U.S.S. McKean Sea Stories



LUBE OIL AND MILKSHAKES
By Dave Hood, USS MCKEAN (DD-784)

The recruiting posters proudly said, "It's Not Just A Job, It's An
Adventure."
I never saw that ad before I joined. I saw it for the first time in a Hot
Rod Magazine that I was reading off-duty. We got great laughs out of it.

But the best one was a television ad that said, "Midwatch, Karakatoa to
port, Sumatra to starboard. Sonar searches the depths and radar pierces the
horizon. A job in the Navy may not let you always go to bed at ten o'clock, but on a
night as beautiful as this, you really don't care.''

We had a couple of bones to pick with that one. First of all, you really do
want to go to bed, and you prayed that some other slob, hopefully the new
boot, would pull the midwatch. Secondly, radar didn't always pierce, rotate,
or radiate, and sonar didn't always ping. Sometimes the ship couldn't even
get underway, and we could blame it on milkshakes.

The USS MCKEAN (DD-784) was a GEARING-class destroyer commissioned 9 June
1945. The first MCKEAN (DD-90 / APD-5) sank off Bougainville in 1943. By
1978 the "Big Mac," as she was known, was an old bucket but when she ran she ran
good and she ran fast. With her four 600 psi boilers, twin turbines, and
twin screws, we could run circles around much newer KNOX-class frigates, bird
farms, oilers, cruisers, and nearly anything else. We were so maneuverable
that Boeing sent its commercial jetfoils and PEGASUS-class hydrofoils out to
play tag with us for their shakedown cruises. Worthy competition.

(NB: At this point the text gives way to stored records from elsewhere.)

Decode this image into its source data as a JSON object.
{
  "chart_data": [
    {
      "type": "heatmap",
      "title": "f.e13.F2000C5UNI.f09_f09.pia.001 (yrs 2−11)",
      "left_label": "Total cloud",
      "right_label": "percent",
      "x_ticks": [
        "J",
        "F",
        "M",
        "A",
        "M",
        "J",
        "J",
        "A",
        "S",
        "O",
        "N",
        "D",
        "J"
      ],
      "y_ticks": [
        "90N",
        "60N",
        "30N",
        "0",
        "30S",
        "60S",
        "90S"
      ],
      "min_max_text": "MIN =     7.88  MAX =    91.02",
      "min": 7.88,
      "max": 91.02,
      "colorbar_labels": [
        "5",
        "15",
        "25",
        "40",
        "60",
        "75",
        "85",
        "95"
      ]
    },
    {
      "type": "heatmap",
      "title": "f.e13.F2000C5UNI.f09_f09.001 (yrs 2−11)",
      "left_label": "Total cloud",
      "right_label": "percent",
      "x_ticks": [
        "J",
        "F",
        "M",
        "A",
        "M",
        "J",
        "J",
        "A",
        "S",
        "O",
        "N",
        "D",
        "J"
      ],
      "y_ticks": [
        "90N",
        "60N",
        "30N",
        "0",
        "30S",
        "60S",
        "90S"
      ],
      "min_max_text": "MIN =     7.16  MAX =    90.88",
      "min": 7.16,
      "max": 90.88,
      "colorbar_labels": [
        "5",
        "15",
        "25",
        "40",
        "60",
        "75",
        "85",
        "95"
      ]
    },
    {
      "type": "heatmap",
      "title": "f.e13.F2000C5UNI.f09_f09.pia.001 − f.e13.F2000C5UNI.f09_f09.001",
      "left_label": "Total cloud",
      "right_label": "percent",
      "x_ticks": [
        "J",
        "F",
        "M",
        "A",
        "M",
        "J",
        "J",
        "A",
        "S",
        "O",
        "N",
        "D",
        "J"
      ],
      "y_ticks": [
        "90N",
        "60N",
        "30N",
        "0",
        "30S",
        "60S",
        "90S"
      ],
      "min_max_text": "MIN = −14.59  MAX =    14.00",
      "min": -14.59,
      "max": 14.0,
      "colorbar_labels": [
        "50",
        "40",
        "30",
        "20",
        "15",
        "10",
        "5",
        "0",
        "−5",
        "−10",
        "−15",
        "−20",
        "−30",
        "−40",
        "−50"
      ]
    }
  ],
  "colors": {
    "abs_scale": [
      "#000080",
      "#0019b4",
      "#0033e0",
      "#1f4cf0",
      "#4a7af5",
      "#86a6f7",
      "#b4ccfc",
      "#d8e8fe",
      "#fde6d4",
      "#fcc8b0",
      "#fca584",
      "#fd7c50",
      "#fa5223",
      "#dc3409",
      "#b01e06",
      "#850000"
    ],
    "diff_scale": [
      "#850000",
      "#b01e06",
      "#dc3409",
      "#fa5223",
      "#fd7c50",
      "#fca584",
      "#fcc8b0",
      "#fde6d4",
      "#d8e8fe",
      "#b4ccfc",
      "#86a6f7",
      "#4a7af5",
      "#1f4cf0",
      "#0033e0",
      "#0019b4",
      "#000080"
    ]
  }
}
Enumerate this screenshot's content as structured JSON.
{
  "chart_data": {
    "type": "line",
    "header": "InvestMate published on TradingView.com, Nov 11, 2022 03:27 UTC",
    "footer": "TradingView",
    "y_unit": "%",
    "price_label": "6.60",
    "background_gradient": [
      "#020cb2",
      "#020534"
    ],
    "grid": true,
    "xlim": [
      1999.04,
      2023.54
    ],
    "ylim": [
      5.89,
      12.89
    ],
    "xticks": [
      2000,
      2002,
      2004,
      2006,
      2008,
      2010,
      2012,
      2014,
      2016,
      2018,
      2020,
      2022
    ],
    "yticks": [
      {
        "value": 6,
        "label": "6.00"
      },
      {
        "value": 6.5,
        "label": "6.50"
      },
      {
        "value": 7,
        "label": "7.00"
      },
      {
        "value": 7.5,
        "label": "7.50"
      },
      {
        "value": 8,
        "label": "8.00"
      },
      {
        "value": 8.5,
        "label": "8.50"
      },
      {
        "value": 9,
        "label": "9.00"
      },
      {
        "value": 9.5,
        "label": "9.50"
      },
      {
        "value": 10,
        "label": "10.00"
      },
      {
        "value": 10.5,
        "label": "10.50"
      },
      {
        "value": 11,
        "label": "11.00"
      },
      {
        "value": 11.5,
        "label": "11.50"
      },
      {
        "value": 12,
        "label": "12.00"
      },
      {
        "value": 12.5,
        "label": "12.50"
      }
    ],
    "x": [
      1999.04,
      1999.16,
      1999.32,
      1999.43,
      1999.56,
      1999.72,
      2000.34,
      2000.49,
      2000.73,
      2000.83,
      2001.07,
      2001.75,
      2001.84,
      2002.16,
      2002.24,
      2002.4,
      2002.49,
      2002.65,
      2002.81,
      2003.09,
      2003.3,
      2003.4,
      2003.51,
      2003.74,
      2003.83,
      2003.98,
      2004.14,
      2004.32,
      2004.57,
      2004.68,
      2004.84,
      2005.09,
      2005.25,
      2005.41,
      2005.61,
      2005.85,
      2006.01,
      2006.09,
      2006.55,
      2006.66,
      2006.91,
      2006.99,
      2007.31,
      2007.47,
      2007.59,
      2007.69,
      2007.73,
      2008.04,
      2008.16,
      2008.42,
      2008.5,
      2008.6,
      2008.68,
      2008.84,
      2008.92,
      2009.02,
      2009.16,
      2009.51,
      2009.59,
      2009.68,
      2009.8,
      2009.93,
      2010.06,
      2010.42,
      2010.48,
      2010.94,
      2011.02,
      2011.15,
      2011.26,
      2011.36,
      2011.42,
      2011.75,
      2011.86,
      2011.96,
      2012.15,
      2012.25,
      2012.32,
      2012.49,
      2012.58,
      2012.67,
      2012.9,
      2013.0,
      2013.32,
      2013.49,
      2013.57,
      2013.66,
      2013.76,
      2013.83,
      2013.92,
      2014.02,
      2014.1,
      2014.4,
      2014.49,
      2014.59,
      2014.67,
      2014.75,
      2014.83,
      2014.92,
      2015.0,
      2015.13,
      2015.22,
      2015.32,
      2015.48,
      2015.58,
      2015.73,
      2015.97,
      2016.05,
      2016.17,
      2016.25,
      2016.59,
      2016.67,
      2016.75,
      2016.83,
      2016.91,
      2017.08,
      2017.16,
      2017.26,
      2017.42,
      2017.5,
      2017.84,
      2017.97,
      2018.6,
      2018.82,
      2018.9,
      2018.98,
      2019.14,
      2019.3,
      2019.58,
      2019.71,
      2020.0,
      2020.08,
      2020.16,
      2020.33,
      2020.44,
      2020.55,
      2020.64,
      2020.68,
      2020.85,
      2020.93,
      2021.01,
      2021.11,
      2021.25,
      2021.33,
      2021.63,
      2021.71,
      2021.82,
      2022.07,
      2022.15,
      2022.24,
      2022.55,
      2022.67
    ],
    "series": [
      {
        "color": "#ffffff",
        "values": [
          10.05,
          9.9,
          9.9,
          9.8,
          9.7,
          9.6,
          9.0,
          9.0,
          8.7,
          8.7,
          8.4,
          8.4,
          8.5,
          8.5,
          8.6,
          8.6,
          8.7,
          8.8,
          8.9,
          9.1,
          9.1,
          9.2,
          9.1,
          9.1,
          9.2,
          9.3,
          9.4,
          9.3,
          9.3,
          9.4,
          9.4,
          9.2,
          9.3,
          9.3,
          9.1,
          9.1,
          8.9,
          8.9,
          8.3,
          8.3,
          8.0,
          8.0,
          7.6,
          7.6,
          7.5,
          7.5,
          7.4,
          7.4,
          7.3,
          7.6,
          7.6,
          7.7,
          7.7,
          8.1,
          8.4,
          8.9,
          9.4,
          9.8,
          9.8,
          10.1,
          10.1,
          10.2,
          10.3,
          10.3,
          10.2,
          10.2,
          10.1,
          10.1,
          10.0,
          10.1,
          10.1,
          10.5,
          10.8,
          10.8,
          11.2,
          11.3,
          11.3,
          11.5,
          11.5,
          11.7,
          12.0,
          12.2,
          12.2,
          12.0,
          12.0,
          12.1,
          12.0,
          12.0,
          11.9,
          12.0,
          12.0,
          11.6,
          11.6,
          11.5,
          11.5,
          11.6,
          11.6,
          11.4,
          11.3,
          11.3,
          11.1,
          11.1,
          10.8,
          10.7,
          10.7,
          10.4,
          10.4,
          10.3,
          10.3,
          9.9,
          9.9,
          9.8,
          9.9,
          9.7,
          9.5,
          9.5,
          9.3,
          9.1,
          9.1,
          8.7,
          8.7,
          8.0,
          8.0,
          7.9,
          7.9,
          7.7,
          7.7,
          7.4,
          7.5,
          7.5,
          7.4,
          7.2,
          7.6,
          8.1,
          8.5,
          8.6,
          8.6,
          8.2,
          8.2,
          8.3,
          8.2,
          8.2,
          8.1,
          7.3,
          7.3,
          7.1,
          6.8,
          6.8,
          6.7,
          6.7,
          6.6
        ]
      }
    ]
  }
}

We called Seattle home and moored up to Pier 90, a downtown pier used
exclusively for unloading Datsuns and for us. The nearest Naval Station was
across Puget Sound at Bremerton. We were used for training reserves, coastal
patrols, and as a weapons testing platform for the Keyport Torpedo Station.
We fired ASROC anti-submarine rockets and Mark 46 torpedoes at them and they
fired Mark 48 torpedoes at us.

We spent a lot of time undergoing repairs in and around the Southern
California area, especially San Diego. August 1978 found us there getting
ready for an operation. Just as your family car needs its oil changed, so
did our turbine engines. Minit-Lube won't come to a pier and remove and replace
20,000 gallons of lube oil, but Pepper Industries will. Pepper Industries
also cleans out McDonalds' deep fat fryers.

On August 19, Pepper Industries and our snipes spent the day changing the
lube oil so we could get underway on the 20th. At 0300 liberty expired and
reveille was held for the snipes so they could start light-off procedures. 0400 was
reveille for the rest of the crew. At 0500 we set the Special Sea and Anchor
Detail, which for linehandlers means you stand around a lot. Put a chaw of
Beechnut in your mouth and wait for the word to castoff. We never got that
word because a 600 pound steam fitting broke in the Forward Fireroom and
would have to be fixed. Underway time was then set for 1200.

At 1100 Special Sea and Anchor was set again. At 1130 they tested the
engines, but only for a minute. It seems that in the engines all of that lube oil
turned into a giant milkshake-; a huge chocolate-colored mess. They hooked
up the phone lines and called Pepper Industries. It seems they had gotten their
trucks messed up, and instead of sending us MIL-SPEC Lube oil, they sent us
a few thousand gallons of used frying fat from the golden arches. Needless to
say, they had to pump it out, and stick in the real stuff.

We finally did get rid of our "milkshake" and we really did get underway.
I'll leave it up to you to figure out if we made the world safe for democracy and
wrecked havoc upon the forces of evil.